Publication Date: 6th January 2022
Journal Name: International Journal of Social Science Exceptional Research
Volume: 1
Issue: 1
Pages: 141 - 157
Description: Growing demands for financial transparency and regulatory compliance are driving the adoption of innovative technologies in financial reporting. This paper presents a conceptual framework for leveraging blockchain to enhance financial transparency, focusing on its transformative impact on accountability, accuracy, and compliance. Blockchain’s decentralized, immutable, and secure ledger addresses the limitations of traditional financial reporting by providing a tamper-proof environment for data management and transaction validation. The framework emphasizes real-time data sharing, automated compliance via smart contracts, and enhanced traceability of financial transactions, thereby reducing fraud, errors, and misreporting while bolstering stakeholder trust. Blockchain’s immutable records facilitate seamless audits and regulatory reviews, while interoperability with existing financial systems ensures integration without disrupting workflows.
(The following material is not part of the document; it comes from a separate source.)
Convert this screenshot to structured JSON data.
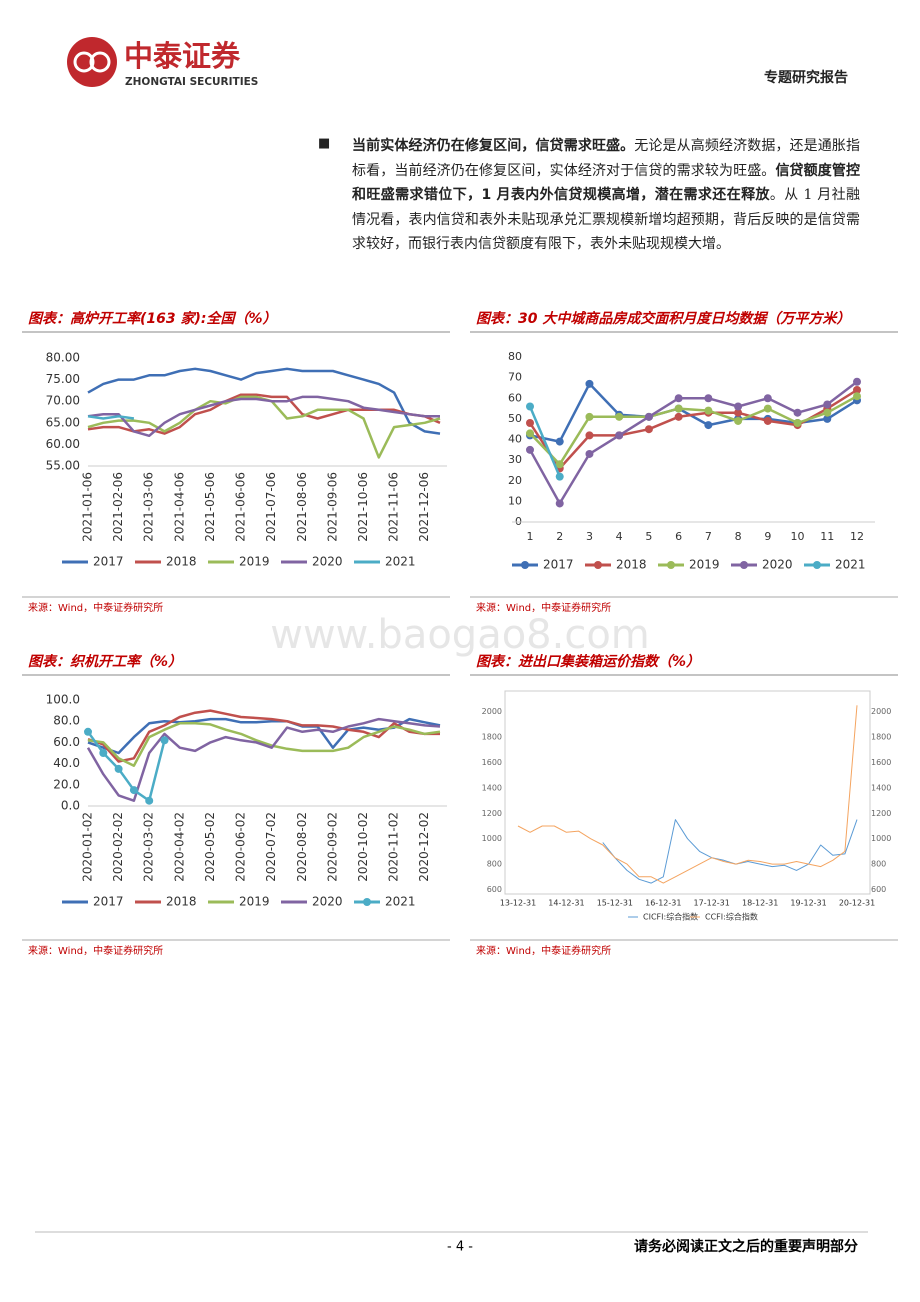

The study also examines tokenization for asset representation and reporting efficiency, along with strategies for scalable and efficient blockchain networks. Additionally, the role of artificial intelligence (AI) in analyzing blockchain data is explored, highlighting its potential to deliver actionable insights and support better decision-making. The paper critically analyzes challenges such as regulatory uncertainty, adoption barriers, and data privacy, offering solutions like industry standards, regulatory collaboration, and hybrid blockchain models to balance transparency and confidentiality. In conclusion, blockchain-enhanced financial transparency provides a robust foundation for transforming financial reporting and compliance. The study underscores the importance of cross-industry collaboration and strategic investment to fully realize blockchain’s potential in building a secure, transparent financial ecosystem.